Defending the Demagogue

By: Daniel Nardini

One of the saddest things taking place in this country is extreme right wing neo-conservatives trying to rehabilitate the witch-hunting legacy of former U.S. Senator Joseph McCarthy. Only last week I was reading in the extreme right wing newspaper Human Events that one writer asserts McCarthy was correct in what he was doing. The writer asserted that McCarthy had a list of “known Communists” in the U.S. government and that he had given it to the U.S. Senate which then “mysteriously disappeared.” In other words, it was all a conspiracy to try and discredit McCarthy. Given the time and the circumstances, I sincerely doubt it. McCarthy had for most of his time far more supporters than enemies in the U.S. Congress, and I doubt his supporters wanted him to fail. The article also mentioned that the FBI files seemed to “corroborate” what McCarthy said. Actually, no. The FBI files corroborated that there were indeed spies in the United States, and a number of them were party members of the Communist Party USA. However, those U.S. government officials who served in the government at the time were not likely to be Communist Party members or even former members even though they were accused by McCarthy of being such.

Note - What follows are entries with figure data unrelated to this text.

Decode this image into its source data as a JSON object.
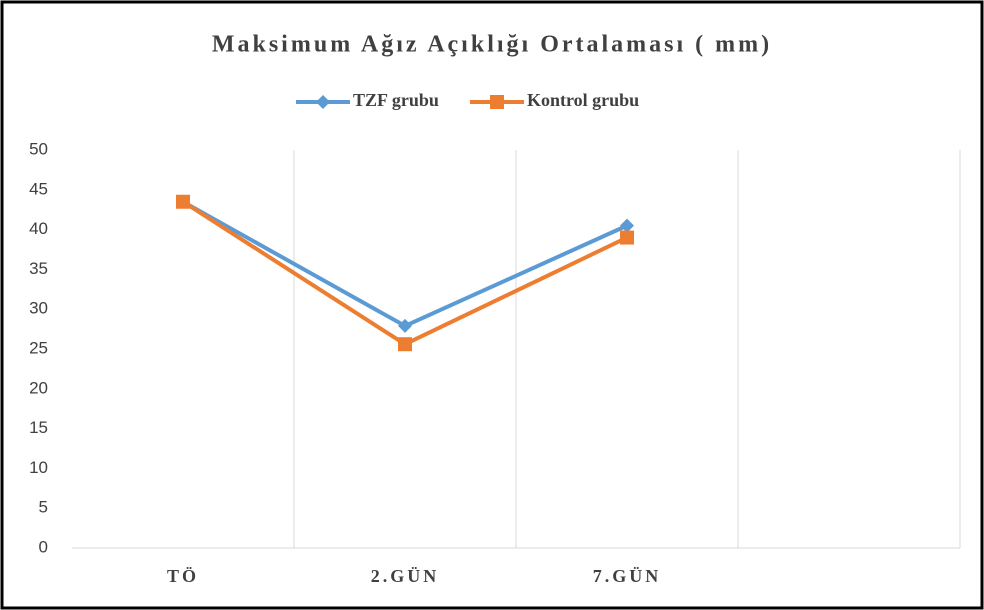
{
  "chart_data": {
    "type": "line",
    "title": "Maksimum Ağız Açıklığı Ortalaması ( mm)",
    "categories": [
      "TÖ",
      "2.GÜN",
      "7.GÜN",
      null
    ],
    "series": [
      {
        "name": "TZF grubu",
        "color": "#5b9bd5",
        "marker": "diamond",
        "values": [
          43.5,
          27.9,
          40.5,
          null
        ]
      },
      {
        "name": "Kontrol grubu",
        "color": "#ed7d31",
        "marker": "square",
        "values": [
          43.5,
          25.6,
          39,
          null
        ]
      }
    ],
    "ylim": [
      0,
      50
    ],
    "yticks": [
      0,
      5,
      10,
      15,
      20,
      25,
      30,
      35,
      40,
      45,
      50
    ],
    "legend": "top"
  }
}
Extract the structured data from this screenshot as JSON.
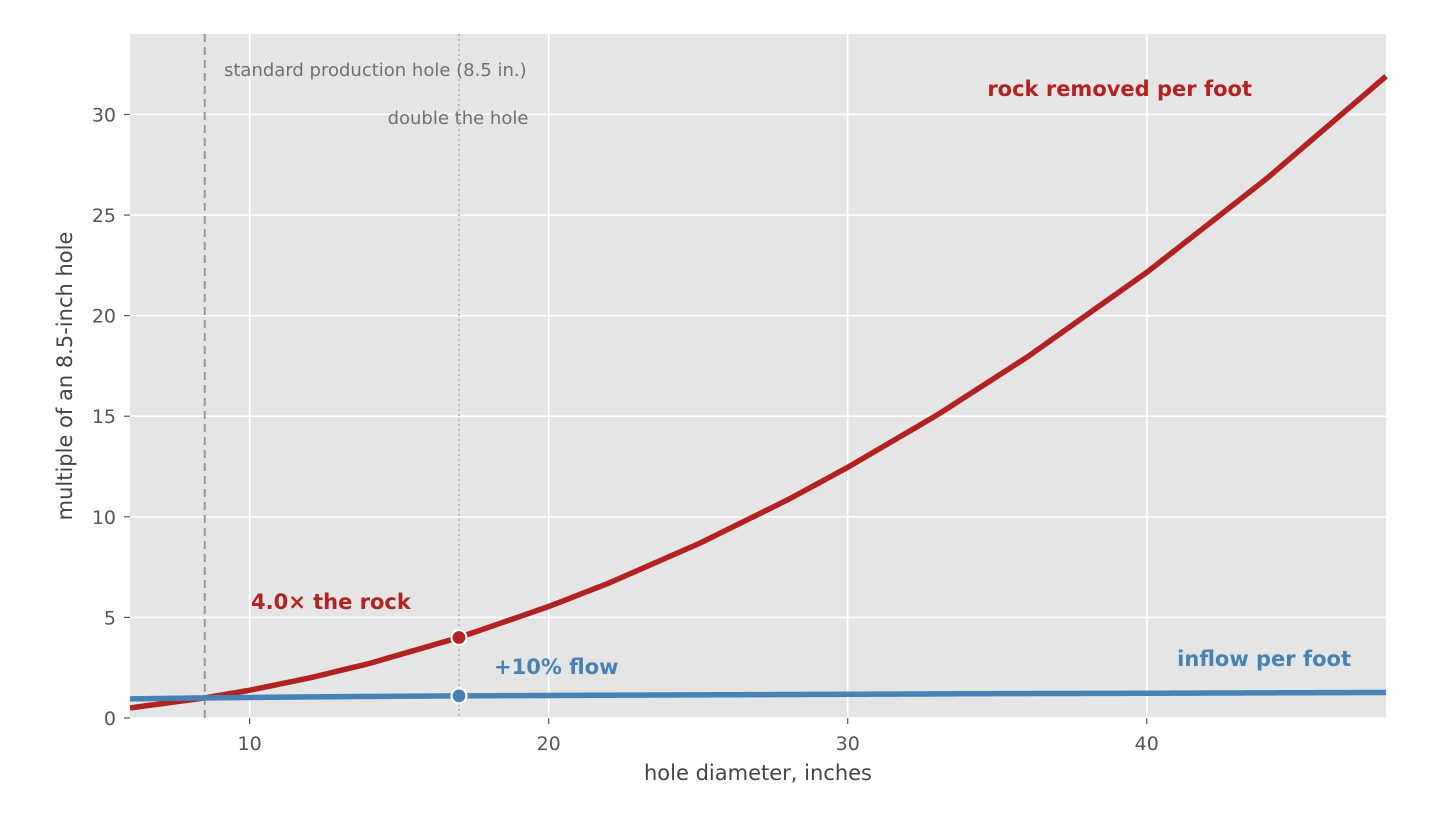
{
  "chart_data": {
    "type": "line",
    "title": "",
    "xlabel": "hole diameter, inches",
    "ylabel": "multiple of an 8.5-inch hole",
    "xlim": [
      6,
      48
    ],
    "ylim": [
      0,
      34
    ],
    "x_ticks": [
      10,
      20,
      30,
      40
    ],
    "y_ticks": [
      0,
      5,
      10,
      15,
      20,
      25,
      30
    ],
    "grid": true,
    "background": "#e5e5e5",
    "series": [
      {
        "key": "rock",
        "name": "rock removed per foot",
        "color": "#b22222",
        "x": [
          6,
          8.5,
          10,
          12,
          14,
          17,
          20,
          22,
          25,
          28,
          30,
          33,
          36,
          40,
          44,
          48
        ],
        "y": [
          0.5,
          1.0,
          1.38,
          1.99,
          2.71,
          4.0,
          5.54,
          6.7,
          8.65,
          10.85,
          12.46,
          15.07,
          17.94,
          22.15,
          26.8,
          31.9
        ]
      },
      {
        "key": "inflow",
        "name": "inflow per foot",
        "color": "#4682b4",
        "x": [
          6,
          8.5,
          10,
          12,
          14,
          17,
          20,
          25,
          30,
          35,
          40,
          44,
          48
        ],
        "y": [
          0.95,
          1.0,
          1.02,
          1.05,
          1.07,
          1.1,
          1.12,
          1.15,
          1.18,
          1.21,
          1.23,
          1.25,
          1.27
        ]
      }
    ],
    "reference_lines": [
      {
        "x": 8.5,
        "style": "dashed",
        "label": "standard production hole (8.5 in.)"
      },
      {
        "x": 17,
        "style": "dotted",
        "label": "double the hole"
      }
    ],
    "markers": [
      {
        "x": 17,
        "y": 4.0,
        "series": "rock",
        "label": "4.0× the rock"
      },
      {
        "x": 17,
        "y": 1.1,
        "series": "inflow",
        "label": "+10% flow"
      }
    ]
  }
}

We have to remember that at the time the U.S. government had instituted a loyalty oath which allowed the U.S. government to check the personal backgrounds of any and all those who worked for the federal government. In fact, because of the incredible fear of the Soviet Union at the time, hundreds of thousands of Americans were caught up in a reign of fear as so many innocent people were accused of being Communists or former Communists. McCarthy rose to prominence during this period because he rode on this fear and became the most feared man in the U.S. government. What is also not mentioned by many of these McCarthy supporters is that the Federal Bureau of Investigation had as many as 1,500 informers in the Communist Party USA, making sure that every aspect of that organization was successfully infiltrated. This is how the FBI knew who might have been a spy for the Soviet Union and who was just a party member. What McCarthy did was go after people who had nothing to do with the Communist Party, nothing to do with progressive organizations, and in a number of cases nothing to do with politics at all. Many innocent people like actors and writers were blacklisted by the House on Un-American Activities Committee, at McCarthy’s demand, for their creativity, originality and incorrect politics.

In the end McCarthy was censured by the U.S. Senate for unethical behavior—one of the few politicians to ever be disciplined for this. He died from what is believed to be hepatitis and alcoholism. What he did to innocent people shall always be remembered, and for anyone to try and defend the record of this sorry person is truly trying to rewrite history to make heroes out of demagogues.